The heat of the day gives way to the steam of the night in one of the world’s biggest, sexiest and most notorious cities. I am about half-drunk, just sober enough to stay safe, and I’m wantonly lost on a dangerous backstreet. The music spills out of the raucous neighborhood bars–incoherent rhythms stumbling across the sidewalks and into the street, bouncing harmlessly off each other like whiskey-soaked drunks too wasted to fight.   

That’s just my imagination, but I encourage you to daydream with me. Cue the Tango. In Argentina, it is mid-summer. Today’s forecast for Buenos Aires is mostly sunny with a high temperature of 82 degrees. Sounds nice, eh?

Our friend Tim is a fully deputized Washington Beer Blog Correspondent. Tim is currently on assignment in Argentina. I am guessing that his adventures don’t match my imagination. Tim is on vacation and is generously reporting to us about what kind of beer he finds as he bounces around the country between Buenos Aires and Mendoza. In a country where wine reigns supreme, Tim has managed to find some craft beer – cerveza artesenal, as the locals call it.

The brewery at Buller Brewing.

 

“I knew about Buller Brewing and sought them out,” says Tim via email. “I went to one of their pubs – the one right across the street from the Recoleta Cemetery, where Evita is buried.”

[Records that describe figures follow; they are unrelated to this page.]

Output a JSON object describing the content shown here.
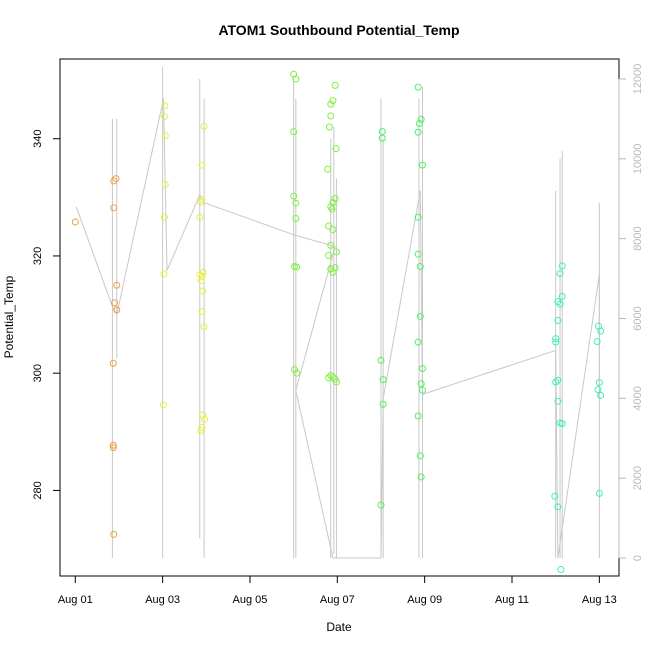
{
  "chart_data": {
    "type": "scatter",
    "title": "ATOM1 Southbound Potential_Temp",
    "xlabel": "Date",
    "ylabel": "Potential_Temp",
    "x_ticks": [
      "Aug 01",
      "Aug 03",
      "Aug 05",
      "Aug 07",
      "Aug 09",
      "Aug 11",
      "Aug 13"
    ],
    "x_tick_days": [
      1,
      3,
      5,
      7,
      9,
      11,
      13
    ],
    "xlim_days": [
      0.65,
      13.45
    ],
    "ylim": [
      265.4,
      353.6
    ],
    "y_ticks": [
      280,
      300,
      320,
      340
    ],
    "y2_ticks": [
      0,
      2000,
      4000,
      6000,
      8000,
      10000,
      12000
    ],
    "y2lim": [
      -450,
      12500
    ],
    "y2_color": "#b8b8b8",
    "line_color": "#c8c8c8",
    "grid": false,
    "series": [
      {
        "color": "#f0a040",
        "points": [
          [
            1.0,
            325.8
          ],
          [
            1.88,
            332.8
          ],
          [
            1.93,
            333.2
          ],
          [
            1.88,
            328.2
          ],
          [
            1.95,
            315.0
          ],
          [
            1.9,
            312.0
          ],
          [
            1.95,
            310.8
          ],
          [
            1.87,
            301.7
          ],
          [
            1.87,
            287.7
          ],
          [
            1.87,
            287.3
          ],
          [
            1.88,
            272.5
          ]
        ]
      },
      {
        "color": "#e6f040",
        "points": [
          [
            3.05,
            345.6
          ],
          [
            3.04,
            343.8
          ],
          [
            3.06,
            340.5
          ],
          [
            3.06,
            332.2
          ],
          [
            3.04,
            326.6
          ],
          [
            3.03,
            316.9
          ],
          [
            3.02,
            294.6
          ],
          [
            3.95,
            342.1
          ],
          [
            3.9,
            335.5
          ],
          [
            3.87,
            329.2
          ],
          [
            3.9,
            329.6
          ],
          [
            3.85,
            326.6
          ],
          [
            3.93,
            317.2
          ],
          [
            3.85,
            316.8
          ],
          [
            3.9,
            316.5
          ],
          [
            3.88,
            315.8
          ],
          [
            3.92,
            314.0
          ],
          [
            3.9,
            310.5
          ],
          [
            3.95,
            307.9
          ],
          [
            3.92,
            292.9
          ],
          [
            3.96,
            292.1
          ],
          [
            3.9,
            290.7
          ],
          [
            3.87,
            290.2
          ]
        ]
      },
      {
        "color": "#80f040",
        "points": [
          [
            6.0,
            351.0
          ],
          [
            6.05,
            350.2
          ],
          [
            6.0,
            341.2
          ],
          [
            6.0,
            330.2
          ],
          [
            6.05,
            329.0
          ],
          [
            6.05,
            326.4
          ],
          [
            6.02,
            318.2
          ],
          [
            6.07,
            318.1
          ],
          [
            6.02,
            300.6
          ],
          [
            6.07,
            300.0
          ],
          [
            6.95,
            349.1
          ],
          [
            6.9,
            346.5
          ],
          [
            6.85,
            345.9
          ],
          [
            6.85,
            343.9
          ],
          [
            6.82,
            342.0
          ],
          [
            6.97,
            338.3
          ],
          [
            6.78,
            334.8
          ],
          [
            6.95,
            329.8
          ],
          [
            6.9,
            329.1
          ],
          [
            6.85,
            328.4
          ],
          [
            6.88,
            328.0
          ],
          [
            6.8,
            325.1
          ],
          [
            6.9,
            324.5
          ],
          [
            6.85,
            321.8
          ],
          [
            6.98,
            320.7
          ],
          [
            6.8,
            320.1
          ],
          [
            6.95,
            318.0
          ],
          [
            6.85,
            317.8
          ],
          [
            6.9,
            317.2
          ],
          [
            6.85,
            299.6
          ],
          [
            6.9,
            299.3
          ],
          [
            6.8,
            299.2
          ],
          [
            6.95,
            299.0
          ],
          [
            6.98,
            298.5
          ]
        ]
      },
      {
        "color": "#50f060",
        "points": [
          [
            8.03,
            341.2
          ],
          [
            8.03,
            340.1
          ],
          [
            8.0,
            302.2
          ],
          [
            8.05,
            298.9
          ],
          [
            8.05,
            294.7
          ],
          [
            8.0,
            277.5
          ],
          [
            8.85,
            348.8
          ],
          [
            8.92,
            343.3
          ],
          [
            8.88,
            342.6
          ],
          [
            8.85,
            341.1
          ],
          [
            8.95,
            335.5
          ],
          [
            8.85,
            326.6
          ],
          [
            8.85,
            320.3
          ],
          [
            8.9,
            318.2
          ],
          [
            8.9,
            309.7
          ],
          [
            8.85,
            305.3
          ],
          [
            8.95,
            300.8
          ],
          [
            8.92,
            298.2
          ],
          [
            8.95,
            297.1
          ],
          [
            8.85,
            292.7
          ],
          [
            8.9,
            285.9
          ],
          [
            8.92,
            282.3
          ]
        ]
      },
      {
        "color": "#40f0b0",
        "points": [
          [
            12.15,
            318.3
          ],
          [
            12.1,
            317.0
          ],
          [
            12.15,
            313.1
          ],
          [
            12.05,
            312.2
          ],
          [
            12.1,
            311.8
          ],
          [
            12.05,
            309.0
          ],
          [
            12.0,
            305.9
          ],
          [
            12.0,
            305.3
          ],
          [
            12.05,
            298.8
          ],
          [
            12.0,
            298.5
          ],
          [
            12.05,
            295.2
          ],
          [
            12.1,
            291.5
          ],
          [
            12.15,
            291.4
          ],
          [
            11.98,
            279.0
          ],
          [
            12.05,
            277.2
          ],
          [
            12.12,
            266.5
          ],
          [
            12.98,
            308.0
          ],
          [
            13.03,
            307.2
          ],
          [
            12.95,
            305.4
          ],
          [
            13.0,
            298.4
          ],
          [
            12.97,
            297.2
          ],
          [
            13.03,
            296.2
          ],
          [
            13.0,
            279.5
          ]
        ]
      }
    ],
    "depth_profiles": [
      {
        "x": 1.85,
        "ytop": 11000,
        "ybot": 0
      },
      {
        "x": 1.95,
        "ytop": 11000,
        "ybot": 5000
      },
      {
        "x": 3.0,
        "ytop": 12300,
        "ybot": 0
      },
      {
        "x": 3.85,
        "ytop": 12000,
        "ybot": 500
      },
      {
        "x": 3.95,
        "ytop": 11500,
        "ybot": 0
      },
      {
        "x": 6.0,
        "ytop": 12000,
        "ybot": 0
      },
      {
        "x": 6.05,
        "ytop": 11500,
        "ybot": 0
      },
      {
        "x": 6.85,
        "ytop": 10500,
        "ybot": 0
      },
      {
        "x": 6.92,
        "ytop": 10800,
        "ybot": 100
      },
      {
        "x": 6.98,
        "ytop": 9500,
        "ybot": 0
      },
      {
        "x": 8.0,
        "ytop": 11500,
        "ybot": 0
      },
      {
        "x": 8.05,
        "ytop": 10500,
        "ybot": 0
      },
      {
        "x": 8.87,
        "ytop": 11500,
        "ybot": 0
      },
      {
        "x": 8.95,
        "ytop": 11800,
        "ybot": 0
      },
      {
        "x": 12.0,
        "ytop": 9200,
        "ybot": 0
      },
      {
        "x": 12.1,
        "ytop": 10000,
        "ybot": 0
      },
      {
        "x": 12.15,
        "ytop": 10200,
        "ybot": 0
      },
      {
        "x": 13.0,
        "ytop": 8900,
        "ybot": 0
      }
    ],
    "transect_path": [
      [
        1.02,
        8800
      ],
      [
        1.85,
        6300
      ],
      [
        1.95,
        6100
      ],
      [
        3.02,
        11500
      ],
      [
        3.1,
        7200
      ],
      [
        3.85,
        9100
      ],
      [
        3.95,
        8900
      ],
      [
        6.0,
        8100
      ],
      [
        6.95,
        7800
      ],
      [
        6.05,
        4200
      ],
      [
        6.9,
        0
      ],
      [
        8.0,
        0
      ],
      [
        8.05,
        4000
      ],
      [
        8.9,
        9200
      ],
      [
        8.95,
        4100
      ],
      [
        12.0,
        5200
      ],
      [
        12.05,
        0
      ],
      [
        13.0,
        7100
      ],
      [
        13.0,
        4000
      ]
    ]
  }
}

If there is a craft beer revolution happening in Argentina, and that is a big if, Buller Brewing started it. In operation for more than a decade, Buller Brewing operates two gastropubs in Buenos Aires: one near the famous cemetery and the other downtown. They are slick, urban establishments that morph into lively night clubs after dark. According to our reporter, Buller Brewing is not exactly like your cute, little neighborhood pub. After all, Buenos Aires makes Seattle look like a sleepy little one-horse town.

The beer lineup at Buller Brewing includes Light Lager, Blonde Ale, Honey Ale, IPA and Stout. Tim reports that the beers are serviceable but nothing like he is used to drinking at home (Seattle). That is, he’s not complaining. “Honey Ale is a big deal here in Argentina. It’s basically a blond ale with a sweet taste. Also, the IPAs here taste like malt and not hops.”

Antares – A chain of apparently swanky brewpubs.

One more beer stop in Buenos Aires: Cerveza Atresenal Antares. Located in the Palermo neighborhood, this is one of several Antares locations in Argentina (at least a dozen). Again, this place is urbane, big and swanky. Unless something was lost in translation, the company’s main brewery is in Mar del Plata, where it produces beer for both domestic and export markets. Each location in Argentina has its own brewery, which comes complete with the individual brewer’s creative flair. Antares is not exactly small, but it is crafty and produces a full compliment of beer styles ranging from Kolsch to Stout. Yes, and a honey beer.

But it is not all about the big city. And my imagination runs wild again.

A dirty little kid with a big smile is totally unaware that I’m watching as he uses a stick to push a tireless bicycle wheel down the dusty street. Across the way, a group of more dirty kids chase a half-flat soccer ball and a cloud of dust around a vacant lot. I walk into a place that looks like it might be a bar. Everyone stares. I struggle to remember the words, knowing that a few precious phrases are essential for my survival. “Disculpe, señor, necesito una cerveza, por favor.” The beer is barely cold, it is closer to tepid, and the glass is dirty. Everything is perfect. Muchas gracias.

Ah, I can dream.

Tim tells us about the next stop.  “The next brewery, we just happened to stumble upon,” Tim explains. “We found Cerveza Artesanal Pirca along the roadside in an area called Colonia Suiza as we approached the city of Mendoza. It’s on the other side of the county, up against the foothills of the Andes. Pirca has a rustic beer garden and taproom.”

The beer selection at Cerveza Artesanal Pirca was simple: a Rubio, a Rojo, and a Negro (blond, red, and black). Again, Tim describes the beers as adequate, but given how far away from home he is, they are welcomed and refreshing.

Tim’s travel companions – Gigi and Marcus.

We’ve turned Tim loose now. Maybe we will hear more from him. We hope not. Just go have fun, Tim. Leave us to our daydreaming.